5 de Janeiro de 2018

O ano começa e a expectativa de dias melhores aquece os cumprimentos nos diversos núcleos de relacionamentos. Todos desejam um 2018 com saúde, paz, estabilidade, sucesso e tantos outros adjetivos positivos que expressam a esperança de uma realidade superior para o novo ciclo.

Os céticos e incrédulos depositam a confiança no acaso, na sorte e no pensamento positivo. Eles não possuem qualquer garantia ou segurança de que 2018 será melhor do que 2017. Os seguidores de Cristo precisam checar se a expectativa dos seus corações por dias melhores não está fundamentada nestes pressupostos instáveis, inseguros e enganosos.

O amanhã é um mistério que foge do controle humano. A Bíblia faz referência quanto à incerteza que todos devem ter a respeito do futuro: “Ouçam agora, vocês que dizem: ‘Hoje ou amanhã iremos para esta ou aquela cidade, passaremos um ano ali, faremos negócios e ganharemos dinheiro’. Vocês nem sabem o que acontecerá amanhã! Que é a sua vida? Vocês são como a neblina que aparece por um pouco de tempo e depois se dissipa” (Tg 4.13,14). Ninguém pode controlar e domar a imprevisibilidade das situações ainda não acessadas.

Por outro lado, a Escritura também enfatiza a importância do planejamento: “Ao homem pertencem os planos do coração, mas do Senhor vem a resposta da língua” (Pv 16.1). O mistério futuro não justifica a ausência de organização e falta de elaboração de projetos. É natural estabelecer alvos, estratégias, metas e propósitos para o amanhã. O livro de Provérbios ensina que existe um governo divino e superior aos nossos planos pessoais. A vontade de Deus prevalece em relação aos desejos e projetos individuais.

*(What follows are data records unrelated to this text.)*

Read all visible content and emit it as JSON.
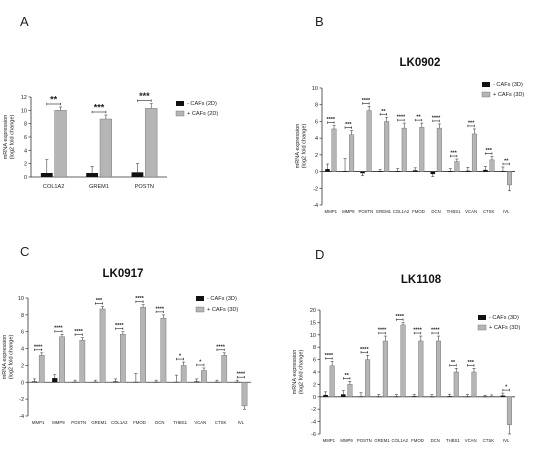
{
  "chart_data": [
    {
      "panel": "A",
      "type": "bar",
      "title": "",
      "ylabel": "mRNA expression\n(log2 fold change)",
      "ylim": [
        0,
        12
      ],
      "yticks": [
        0,
        2,
        4,
        6,
        8,
        10,
        12
      ],
      "categories": [
        "COL1A2",
        "GREM1",
        "POSTN"
      ],
      "series": [
        {
          "name": "- CAFs (2D)",
          "color": "#111111",
          "values": [
            0.6,
            0.6,
            0.7
          ],
          "errors": [
            2.0,
            1.0,
            1.3
          ]
        },
        {
          "name": "+ CAFs (2D)",
          "color": "#b5b5b5",
          "values": [
            10.0,
            8.7,
            10.3
          ],
          "errors": [
            0.5,
            0.6,
            0.7
          ]
        }
      ],
      "significance": [
        "**",
        "***",
        "***"
      ],
      "legend": "right"
    },
    {
      "panel": "B",
      "type": "bar",
      "title": "LK0902",
      "ylabel": "mRNA expression\n(log2 fold change)",
      "ylim": [
        -4,
        10
      ],
      "yticks": [
        -4,
        -2,
        0,
        2,
        4,
        6,
        8,
        10
      ],
      "categories": [
        "MMP1",
        "MMP9",
        "POSTN",
        "GREM1",
        "COL1A2",
        "FMOD",
        "DCN",
        "THBS1",
        "VCAN",
        "CTSK",
        "IVL"
      ],
      "series": [
        {
          "name": "- CAFs (3D)",
          "color": "#111111",
          "values": [
            0.3,
            0.05,
            -0.2,
            0.05,
            0.05,
            0.15,
            -0.3,
            0.05,
            0.1,
            0.2,
            0.05
          ],
          "errors": [
            0.6,
            1.5,
            0.3,
            0.2,
            0.3,
            0.3,
            0.3,
            0.3,
            0.4,
            0.4,
            0.5
          ]
        },
        {
          "name": "+ CAFs (3D)",
          "color": "#b5b5b5",
          "values": [
            5.1,
            4.4,
            7.3,
            6.0,
            5.2,
            5.3,
            5.2,
            1.2,
            4.5,
            1.4,
            -1.6
          ],
          "errors": [
            0.4,
            0.5,
            0.5,
            0.5,
            0.6,
            0.5,
            0.5,
            0.3,
            0.6,
            0.4,
            0.7
          ]
        }
      ],
      "significance": [
        "****",
        "***",
        "****",
        "**",
        "****",
        "**",
        "****",
        "***",
        "***",
        "***",
        "**"
      ],
      "legend": "top-right"
    },
    {
      "panel": "C",
      "type": "bar",
      "title": "LK0917",
      "ylabel": "mRNA expression\n(log2 fold change)",
      "ylim": [
        -4,
        10
      ],
      "yticks": [
        -4,
        -2,
        0,
        2,
        4,
        6,
        8,
        10
      ],
      "categories": [
        "MMP1",
        "MMP9",
        "POSTN",
        "GREM1",
        "COL1A2",
        "FMOD",
        "DCN",
        "THBS1",
        "VCAN",
        "CTSK",
        "IVL"
      ],
      "series": [
        {
          "name": "- CAFs (3D)",
          "color": "#111111",
          "values": [
            0.1,
            0.5,
            0.05,
            0.05,
            0.1,
            0.05,
            0.05,
            0.05,
            0.1,
            0.05,
            0.05
          ],
          "errors": [
            0.3,
            0.4,
            0.2,
            0.2,
            0.3,
            1.0,
            0.2,
            0.8,
            0.3,
            0.2,
            0.2
          ]
        },
        {
          "name": "+ CAFs (3D)",
          "color": "#b5b5b5",
          "values": [
            3.2,
            5.4,
            5.0,
            8.7,
            5.7,
            8.9,
            7.6,
            2.0,
            1.4,
            3.2,
            -2.8
          ],
          "errors": [
            0.3,
            0.3,
            0.3,
            0.3,
            0.3,
            0.3,
            0.4,
            0.4,
            0.3,
            0.3,
            0.4
          ]
        }
      ],
      "significance": [
        "****",
        "****",
        "****",
        "***",
        "****",
        "****",
        "****",
        "*",
        "*",
        "****",
        "****"
      ],
      "legend": "top-right"
    },
    {
      "panel": "D",
      "type": "bar",
      "title": "LK1108",
      "ylabel": "mRNA expression\n(log2 fold change)",
      "ylim": [
        -6,
        20
      ],
      "yticks": [
        -6,
        -4,
        -2,
        0,
        2,
        4,
        6,
        8,
        10,
        15,
        20
      ],
      "categories": [
        "MMP1",
        "MMP9",
        "POSTN",
        "GREM1",
        "COL1A2",
        "FMOD",
        "DCN",
        "THBS1",
        "VCAN",
        "CTSK",
        "IVL"
      ],
      "series": [
        {
          "name": "- CAFs (3D)",
          "color": "#111111",
          "values": [
            0.3,
            0.4,
            0.05,
            0.05,
            0.05,
            0.1,
            0.05,
            0.1,
            0.05,
            0.05,
            0.2
          ],
          "errors": [
            0.5,
            0.6,
            0.6,
            0.3,
            0.3,
            0.3,
            0.3,
            0.3,
            0.3,
            0.2,
            0.4
          ]
        },
        {
          "name": "+ CAFs (3D)",
          "color": "#b5b5b5",
          "values": [
            5.0,
            2.0,
            6.0,
            9.0,
            14.0,
            9.0,
            9.0,
            4.0,
            4.0,
            0.1,
            -4.5
          ],
          "errors": [
            0.7,
            0.5,
            0.7,
            0.8,
            0.9,
            0.8,
            0.8,
            0.6,
            0.6,
            0.2,
            1.5
          ]
        }
      ],
      "significance": [
        "****",
        "**",
        "****",
        "****",
        "****",
        "****",
        "****",
        "**",
        "***",
        "",
        "*"
      ],
      "legend": "top-right"
    }
  ]
}
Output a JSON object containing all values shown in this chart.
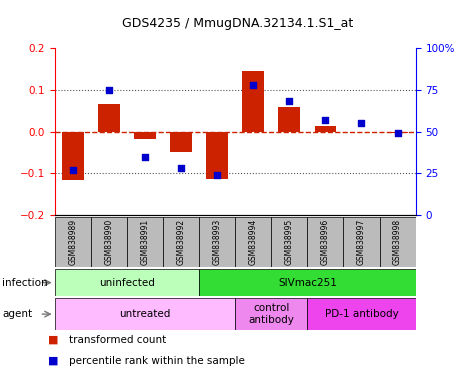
{
  "title": "GDS4235 / MmugDNA.32134.1.S1_at",
  "samples": [
    "GSM838989",
    "GSM838990",
    "GSM838991",
    "GSM838992",
    "GSM838993",
    "GSM838994",
    "GSM838995",
    "GSM838996",
    "GSM838997",
    "GSM838998"
  ],
  "bar_values": [
    -0.115,
    0.065,
    -0.018,
    -0.05,
    -0.113,
    0.145,
    0.058,
    0.013,
    -0.002,
    -0.003
  ],
  "dot_values": [
    27,
    75,
    35,
    28,
    24,
    78,
    68,
    57,
    55,
    49
  ],
  "ylim_left": [
    -0.2,
    0.2
  ],
  "ylim_right": [
    0,
    100
  ],
  "yticks_left": [
    -0.2,
    -0.1,
    0.0,
    0.1,
    0.2
  ],
  "yticks_right": [
    0,
    25,
    50,
    75,
    100
  ],
  "ytick_labels_right": [
    "0",
    "25",
    "50",
    "75",
    "100%"
  ],
  "bar_color": "#cc2200",
  "dot_color": "#0000cc",
  "hline_color": "#cc2200",
  "dotted_color": "#555555",
  "infection_groups": [
    {
      "label": "uninfected",
      "start": 0,
      "end": 4,
      "color": "#bbffbb"
    },
    {
      "label": "SIVmac251",
      "start": 4,
      "end": 10,
      "color": "#33dd33"
    }
  ],
  "agent_groups": [
    {
      "label": "untreated",
      "start": 0,
      "end": 5,
      "color": "#ffbbff"
    },
    {
      "label": "control\nantibody",
      "start": 5,
      "end": 7,
      "color": "#ee88ee"
    },
    {
      "label": "PD-1 antibody",
      "start": 7,
      "end": 10,
      "color": "#ee44ee"
    }
  ],
  "legend_items": [
    {
      "label": "transformed count",
      "color": "#cc2200"
    },
    {
      "label": "percentile rank within the sample",
      "color": "#0000cc"
    }
  ],
  "infection_label": "infection",
  "agent_label": "agent",
  "background_color": "#ffffff",
  "plot_bg": "#ffffff",
  "tick_label_bg": "#bbbbbb"
}
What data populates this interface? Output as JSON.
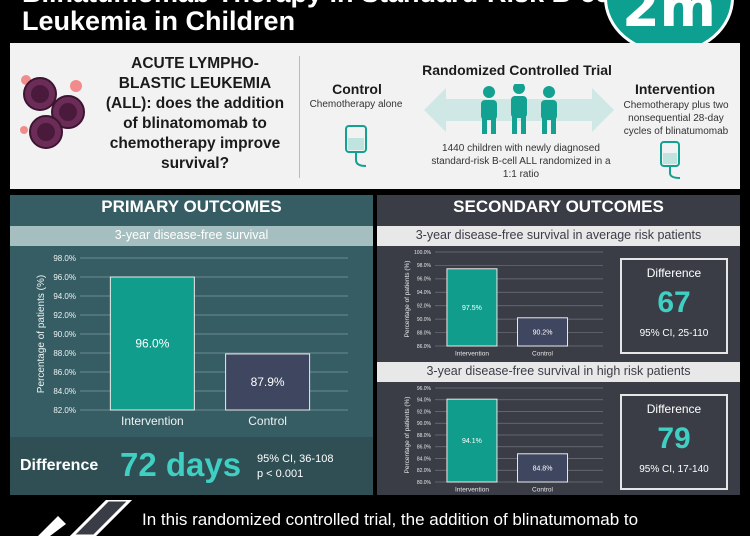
{
  "header": {
    "title_line1": "Blinatumomab Therapy in Standard-Risk B-cell",
    "title_line2": "Leukemia in Children",
    "logo_text": "2m"
  },
  "intro": {
    "question": "ACUTE LYMPHO-BLASTIC LEUKEMIA (ALL): does the addition of blinatomomab to chemotherapy improve survival?",
    "control_title": "Control",
    "control_desc": "Chemotherapy alone",
    "rct_title": "Randomized Controlled Trial",
    "rct_desc": "1440 children with newly diagnosed standard-risk B-cell ALL randomized in a 1:1 ratio",
    "intervention_title": "Intervention",
    "intervention_desc": "Chemotherapy plus two nonsequential 28-day cycles of blinatumomab"
  },
  "primary": {
    "title": "PRIMARY OUTCOMES",
    "subtitle": "3-year disease-free survival",
    "diff_label": "Difference",
    "diff_value": "72 days",
    "diff_ci": "95% CI, 36-108",
    "diff_p": "p < 0.001"
  },
  "secondary": {
    "title": "SECONDARY OUTCOMES",
    "subtitle1": "3-year disease-free survival in average risk patients",
    "subtitle2": "3-year disease-free survival in high risk patients",
    "box1_label": "Difference",
    "box1_value": "67",
    "box1_ci": "95% CI, 25-110",
    "box2_label": "Difference",
    "box2_value": "79",
    "box2_ci": "95% CI, 17-140"
  },
  "conclusion": "In this randomized controlled trial, the addition of blinatumomab to",
  "colors": {
    "intervention": "#109d8b",
    "control": "#3f4660",
    "accent": "#3fd0c3"
  },
  "chart_data": [
    {
      "type": "bar",
      "categories": [
        "Intervention",
        "Control"
      ],
      "values": [
        96.0,
        87.9
      ],
      "labels": [
        "96.0%",
        "87.9%"
      ],
      "ylabel": "Percentage of patients (%)",
      "ylim": [
        82,
        98
      ],
      "yticks": [
        "82.0%",
        "84.0%",
        "86.0%",
        "88.0%",
        "90.0%",
        "92.0%",
        "94.0%",
        "96.0%",
        "98.0%"
      ]
    },
    {
      "type": "bar",
      "categories": [
        "Intervention",
        "Control"
      ],
      "values": [
        97.5,
        90.2
      ],
      "labels": [
        "97.5%",
        "90.2%"
      ],
      "ylabel": "Percentage of patients (%)",
      "ylim": [
        86,
        100
      ],
      "yticks": [
        "86.0%",
        "88.0%",
        "90.0%",
        "92.0%",
        "94.0%",
        "96.0%",
        "98.0%",
        "100.0%"
      ]
    },
    {
      "type": "bar",
      "categories": [
        "Intervention",
        "Control"
      ],
      "values": [
        94.1,
        84.8
      ],
      "labels": [
        "94.1%",
        "84.8%"
      ],
      "ylabel": "Percentage of patients (%)",
      "ylim": [
        80,
        96
      ],
      "yticks": [
        "80.0%",
        "82.0%",
        "84.0%",
        "86.0%",
        "88.0%",
        "90.0%",
        "92.0%",
        "94.0%",
        "96.0%"
      ]
    }
  ]
}
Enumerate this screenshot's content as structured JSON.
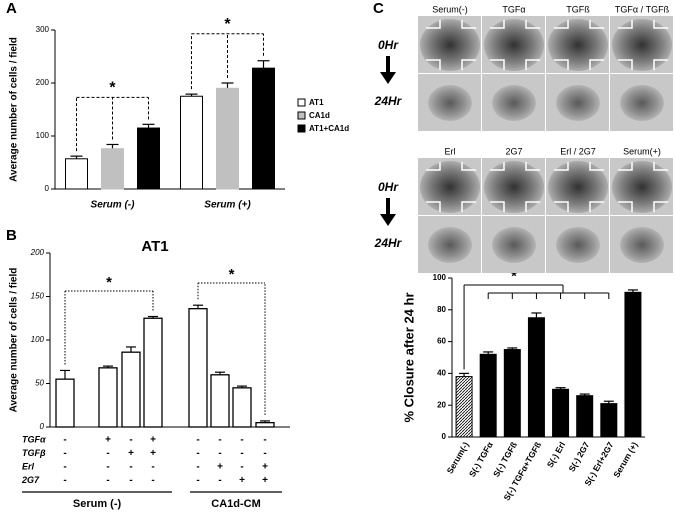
{
  "panel_labels": [
    "A",
    "B",
    "C"
  ],
  "chart_data": [
    {
      "type": "bar",
      "ylabel": "Average number of cells / field",
      "categories": [
        "Serum (-)",
        "Serum (+)"
      ],
      "series": [
        {
          "name": "AT1",
          "color": "#ffffff",
          "values": [
            57,
            175
          ],
          "errors": [
            5,
            4
          ]
        },
        {
          "name": "CA1d",
          "color": "#c0c0c0",
          "values": [
            76,
            190
          ],
          "errors": [
            8,
            10
          ]
        },
        {
          "name": "AT1+CA1d",
          "color": "#000000",
          "values": [
            115,
            228
          ],
          "errors": [
            7,
            14
          ]
        }
      ],
      "ylim": [
        0,
        300
      ],
      "yticks": [
        0,
        100,
        200,
        300
      ],
      "annotations": [
        "*",
        "*"
      ]
    },
    {
      "type": "bar",
      "title": "AT1",
      "ylabel": "Average number of cells / field",
      "categories": [
        null,
        null,
        null,
        null,
        null,
        null,
        null,
        null
      ],
      "values": [
        55,
        68,
        86,
        125,
        136,
        60,
        45,
        5
      ],
      "errors": [
        10,
        2,
        6,
        2,
        4,
        3,
        2,
        2
      ],
      "color": "#ffffff",
      "ylim": [
        0,
        200
      ],
      "yticks": [
        0,
        50,
        100,
        150,
        200
      ],
      "condition_rows": [
        {
          "name": "TGFα",
          "signs": [
            "-",
            "+",
            "-",
            "+",
            "-",
            "-",
            "-",
            "-"
          ]
        },
        {
          "name": "TGFβ",
          "signs": [
            "-",
            "-",
            "+",
            "+",
            "-",
            "-",
            "-",
            "-"
          ]
        },
        {
          "name": "Erl",
          "signs": [
            "-",
            "-",
            "-",
            "-",
            "-",
            "+",
            "-",
            "+"
          ]
        },
        {
          "name": "2G7",
          "signs": [
            "-",
            "-",
            "-",
            "-",
            "-",
            "-",
            "+",
            "+"
          ]
        }
      ],
      "groups": [
        "Serum (-)",
        "CA1d-CM"
      ],
      "annotations": [
        "*",
        "*"
      ]
    },
    {
      "type": "bar",
      "ylabel": "% Closure after 24 hr",
      "categories": [
        "Serum(-)",
        "S(-) TGFα",
        "S(-) TGFß",
        "S(-) TGFα+TGFß",
        "S(-) Erl",
        "S(-) 2G7",
        "S(-) Erl+2G7",
        "Serum (+)"
      ],
      "values": [
        38,
        52,
        55,
        75,
        30,
        26,
        21,
        91
      ],
      "errors": [
        2,
        1.5,
        1,
        3,
        1,
        1,
        1.5,
        1.5
      ],
      "colors": [
        "hatch",
        "#000000",
        "#000000",
        "#000000",
        "#000000",
        "#000000",
        "#000000",
        "#000000"
      ],
      "ylim": [
        0,
        100
      ],
      "yticks": [
        0,
        20,
        40,
        60,
        80,
        100
      ],
      "annotations": [
        "*"
      ]
    }
  ],
  "micrographs": [
    {
      "columns": [
        "Serum(-)",
        "TGFα",
        "TGFß",
        "TGFα / TGFß"
      ],
      "rows": [
        "0Hr",
        "24Hr"
      ]
    },
    {
      "columns": [
        "Erl",
        "2G7",
        "Erl / 2G7",
        "Serum(+)"
      ],
      "rows": [
        "0Hr",
        "24Hr"
      ]
    }
  ]
}
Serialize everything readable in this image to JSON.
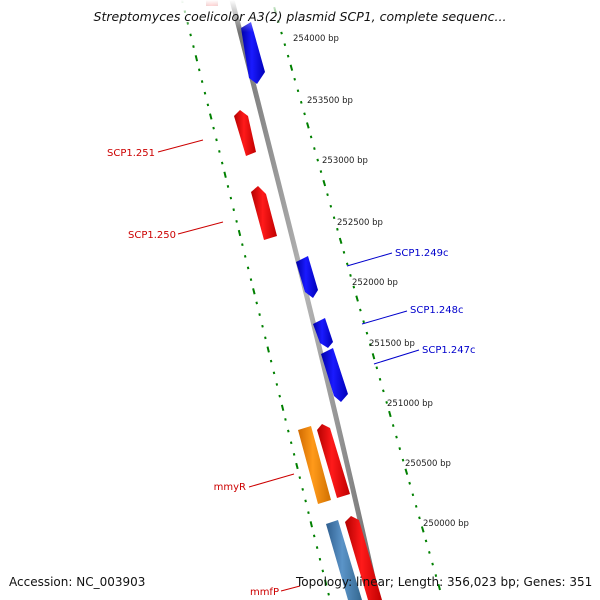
{
  "title": "Streptomyces coelicolor A3(2) plasmid SCP1, complete sequenc...",
  "accession": "Accession: NC_003903",
  "topology": "Topology: linear; Length: 356,023 bp; Genes: 351",
  "colors": {
    "forward_gene": "#ff0000",
    "reverse_gene": "#0000ff",
    "highlight_gene": "#ff8c00",
    "other_gene": "#4682b4",
    "forward_label": "#cc0000",
    "reverse_label": "#0000cc",
    "tick": "#008000",
    "backbone": "#888888",
    "ruler_text": "#222222"
  },
  "ruler": {
    "ticks": [
      {
        "label": "254000 bp"
      },
      {
        "label": "253500 bp"
      },
      {
        "label": "253000 bp"
      },
      {
        "label": "252500 bp"
      },
      {
        "label": "252000 bp"
      },
      {
        "label": "251500 bp"
      },
      {
        "label": "251000 bp"
      },
      {
        "label": "250500 bp"
      },
      {
        "label": "250000 bp"
      }
    ]
  },
  "gene_labels": [
    {
      "text": "SCP1.251",
      "strand": "forward"
    },
    {
      "text": "SCP1.250",
      "strand": "forward"
    },
    {
      "text": "SCP1.249c",
      "strand": "reverse"
    },
    {
      "text": "SCP1.248c",
      "strand": "reverse"
    },
    {
      "text": "SCP1.247c",
      "strand": "reverse"
    },
    {
      "text": "mmyR",
      "strand": "forward"
    },
    {
      "text": "mmfP",
      "strand": "forward"
    }
  ]
}
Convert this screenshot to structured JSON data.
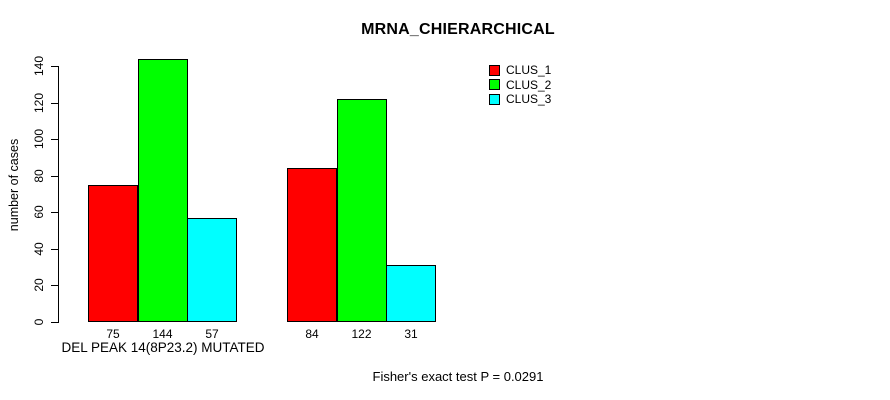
{
  "chart_data": {
    "type": "bar",
    "title": "MRNA_CHIERARCHICAL",
    "xlabel": "",
    "ylabel": "number of cases",
    "ylim": [
      0,
      140
    ],
    "yticks": [
      0,
      20,
      40,
      60,
      80,
      100,
      120,
      140
    ],
    "grid": false,
    "background_color": "#ffffff",
    "legend_position": "top-right",
    "series": [
      {
        "name": "CLUS_1",
        "color": "#ff0000"
      },
      {
        "name": "CLUS_2",
        "color": "#00ff00"
      },
      {
        "name": "CLUS_3",
        "color": "#00ffff"
      }
    ],
    "groups": [
      {
        "label": "DEL PEAK 14(8P23.2) MUTATED",
        "values": [
          75,
          144,
          57
        ],
        "bar_labels": [
          "75",
          "144",
          "57"
        ]
      },
      {
        "label": "",
        "values": [
          84,
          122,
          31
        ],
        "bar_labels": [
          "84",
          "122",
          "31"
        ]
      }
    ],
    "annotation": "Fisher's exact test P = 0.0291"
  }
}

A felicidade para 2018 consiste em buscar e compreender a vontade de Deus, que é boa, perfeita e agradável (Rm 12.2). Às vezes, os caminhos estabelecidos pelo Senhor para manifestar a sua vontade assustam, incomodam e promovem dor e sofrimento. Estes elementos são utilizados para provar e moldar os cristãos. O propósito de Deus é tornar cada filho semelhante a Jesus Cristo: “Seja a atitude de vocês a mesma de Cristo Jesus, que, embora sendo Deus, não considerou que o ser igual a Deus era algo a que devia apegar-se, mas esvaziou a si mesmo, vindo a ser servo, tornando-se semelhante a homens” (Fp. 2.5-7).

A alegria para o ano que se inicia não está estruturada nas variáveis e imprevisíveis circunstâncias, mas sim na busca pela vontade de Deus. Ele estabelece o seu querer e os seus servos apenas respondem positiva e alegremente. A fé confiante em um Deus amoroso, santo, justo e bondoso produzirá descanso, paz, conforto e disposição para prosseguir com organização e planejamento, sem jamais esquecer que a doce e bondosa vontade divina irá prevalecer.